Showing posts with label New Year's Resolutions. Show all posts
Showing posts with label New Year's Resolutions. Show all posts

Wednesday, December 30, 2015

Past, Present and Future by Konnie Enos

Time.
Last week about this time my youngest son was complaining about how slow the week was going.
Isn’t that how it always is? When you’re anticipating something time seems to drag by, but when you’re furiously trying to prepare for something it flies by so fast you simply don’t have enough hours in the day, week, month or even year to get everything done.
Here it is, the next to the last day of 2015. The whole year has gone by, in little more than a blink of an eye.
When I look back on this past year I can see some of the changes in my life.
With some effort I’ve lost between 50 to 60 pounds.
I decided I did not need my job but rather my family needed me home more than I needed the stress of trying to work and I’ve found I’m running just as much being a stay at home mom as I was trying to maintain my very part-time job.
I finally, with a great deal of prodding from Bonnie, and encouragement from friends at The Writer’s Chatroom, I finished writing my opus. All 150 chapters of it, and clearly the story can go on. Now the editing begins.
Considering the time of year that it is. My goals for this next year are to lose another 50 or 60 pounds, work on editing my opus and a romance I have finished, plus finish and edit my fantasy.  I hope by 2017 I’ll be ready to start looking for an agent for any and all of the above.

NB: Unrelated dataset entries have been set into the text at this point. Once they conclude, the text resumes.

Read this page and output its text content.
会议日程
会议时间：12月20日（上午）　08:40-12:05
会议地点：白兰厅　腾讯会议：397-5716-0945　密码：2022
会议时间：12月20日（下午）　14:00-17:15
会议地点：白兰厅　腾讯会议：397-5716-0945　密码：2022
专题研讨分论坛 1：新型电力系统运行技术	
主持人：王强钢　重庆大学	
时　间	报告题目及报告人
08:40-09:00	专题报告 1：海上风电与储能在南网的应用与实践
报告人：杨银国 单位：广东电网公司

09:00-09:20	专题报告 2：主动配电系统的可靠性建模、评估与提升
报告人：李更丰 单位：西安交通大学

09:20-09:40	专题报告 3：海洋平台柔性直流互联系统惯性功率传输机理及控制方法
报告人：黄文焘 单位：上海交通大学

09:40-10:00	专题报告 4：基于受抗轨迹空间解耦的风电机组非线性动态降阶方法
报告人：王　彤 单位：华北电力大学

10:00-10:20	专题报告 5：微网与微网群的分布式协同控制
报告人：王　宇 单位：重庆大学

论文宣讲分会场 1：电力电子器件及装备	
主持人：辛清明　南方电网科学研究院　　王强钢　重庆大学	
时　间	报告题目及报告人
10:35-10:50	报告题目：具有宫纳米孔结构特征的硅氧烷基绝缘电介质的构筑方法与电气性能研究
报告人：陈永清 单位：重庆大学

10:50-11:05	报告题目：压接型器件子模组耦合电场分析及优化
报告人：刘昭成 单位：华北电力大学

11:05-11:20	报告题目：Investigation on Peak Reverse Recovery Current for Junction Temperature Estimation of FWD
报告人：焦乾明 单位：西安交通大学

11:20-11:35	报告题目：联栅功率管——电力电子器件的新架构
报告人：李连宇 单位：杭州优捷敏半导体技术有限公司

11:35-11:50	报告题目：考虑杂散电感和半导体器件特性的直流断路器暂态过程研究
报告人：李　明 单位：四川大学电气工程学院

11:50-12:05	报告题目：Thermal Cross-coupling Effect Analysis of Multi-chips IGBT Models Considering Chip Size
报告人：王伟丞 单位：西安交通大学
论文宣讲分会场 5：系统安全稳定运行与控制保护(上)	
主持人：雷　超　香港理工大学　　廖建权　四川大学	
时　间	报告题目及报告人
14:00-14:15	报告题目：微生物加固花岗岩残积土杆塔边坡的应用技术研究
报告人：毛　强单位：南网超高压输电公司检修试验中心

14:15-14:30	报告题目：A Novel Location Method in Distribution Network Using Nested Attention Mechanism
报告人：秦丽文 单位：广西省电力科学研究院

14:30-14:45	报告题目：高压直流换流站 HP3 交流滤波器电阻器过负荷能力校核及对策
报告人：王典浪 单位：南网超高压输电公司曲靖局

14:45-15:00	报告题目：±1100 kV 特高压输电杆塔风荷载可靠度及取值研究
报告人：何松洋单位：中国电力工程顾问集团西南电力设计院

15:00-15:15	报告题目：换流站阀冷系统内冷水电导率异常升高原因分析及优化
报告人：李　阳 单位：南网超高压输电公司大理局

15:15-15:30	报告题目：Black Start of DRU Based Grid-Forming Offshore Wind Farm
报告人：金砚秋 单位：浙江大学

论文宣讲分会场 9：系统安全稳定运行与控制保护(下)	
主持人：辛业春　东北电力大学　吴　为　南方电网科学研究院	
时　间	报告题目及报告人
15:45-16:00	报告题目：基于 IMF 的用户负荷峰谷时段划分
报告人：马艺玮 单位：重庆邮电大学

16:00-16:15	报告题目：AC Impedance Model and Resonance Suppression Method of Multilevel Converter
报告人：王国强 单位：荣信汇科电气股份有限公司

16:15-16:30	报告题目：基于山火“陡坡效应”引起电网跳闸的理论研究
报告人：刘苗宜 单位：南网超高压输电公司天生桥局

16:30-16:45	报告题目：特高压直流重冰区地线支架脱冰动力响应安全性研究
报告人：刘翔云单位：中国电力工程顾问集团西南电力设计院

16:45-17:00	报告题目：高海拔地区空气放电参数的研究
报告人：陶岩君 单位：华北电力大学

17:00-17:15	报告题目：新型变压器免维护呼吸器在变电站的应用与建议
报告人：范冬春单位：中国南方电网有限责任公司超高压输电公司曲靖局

Of course, I’ll still be writing more stories while doing all of this. I’d also like to make my saving account grow, hopefully better than I did this last year so I don’t end the year with empty bank accounts.
And, per advice from my Writer’s Chatroom friend Audrey, I’ve already broken my savings goals down into monthly goals (I only get money monthly so that works for me.) Now I have to do that with my writing and editing goals.
Then I have to work on my weight loss goals. Which I’m sure would entail actually adding exercise to my routine since I’ve almost got the diet thing down pat.
Anyway, that’s where I’m at on this bright morning, two days before the start of a brand new year. Now back to being a busy mother.
Where are you?

Smile. Make the day a brighter day.

Wednesday, January 7, 2015

Happy New Year

Okay, Bonnie was supposed to post this morning but apparently isn’t feeling well so it’s been dumped in my lap, only being the busy mother that I am, I’m swamped. I just returned from a doctor’s appointment (not mine) and am currently trying to fix lunch while typing this and hoping I have enough time to pay the bills before I have to pick-up my son from school. (Something my husband normally does but he’s out of commission too.)  And I still have to run to the store, a normal chore for me.
But while trying to encourage Bonnie to write something I thought of New Year’s Resolutions. I know people do those every year but I’ve long since not bothered. I figure IF I’m going to bother setting a goal and working toward it I don’t need a special day of the year to start on. But my approach to changing me tends to be a slow process.
As an example I decided once I needed to improve my diet, make it healthier, so I started working on it, and I’ve made several changes since then. Most notably I switched to nonfat milk. That was roughly eighteen years ago. My diet is still a work in progress. This last year I worked on decreasing the amount of treats I ate. I still need to work on that, but I’m getting better. Now if I could just get my diet closer in line with a diabetic diet I might be getting somewhere.
While for most things a little at a time is how I approach it, with my writing, it tends to take a back burner because I don’t have large blocks of time to devote to it. When I go to work on a story I need time to re-read the story so I can get the next scene refreshed in my memory. Generally by the time I’ve done that much my writing time evaporates. Either the reading took all my time or some catastrophe requiring my attention befell my household and I have to drop everything and attend to it. Sometimes it’s not actually important, but my family thinks it is, and it’s been something major, like an ER visit, enough times that I always drop what I’m doing.

I know writing goals down and having a support system helps you to accomplish your goals. So, I’m asking you. Do you set New Year’s Resolutions? Do you write your goals down? And what kind of support system do you have?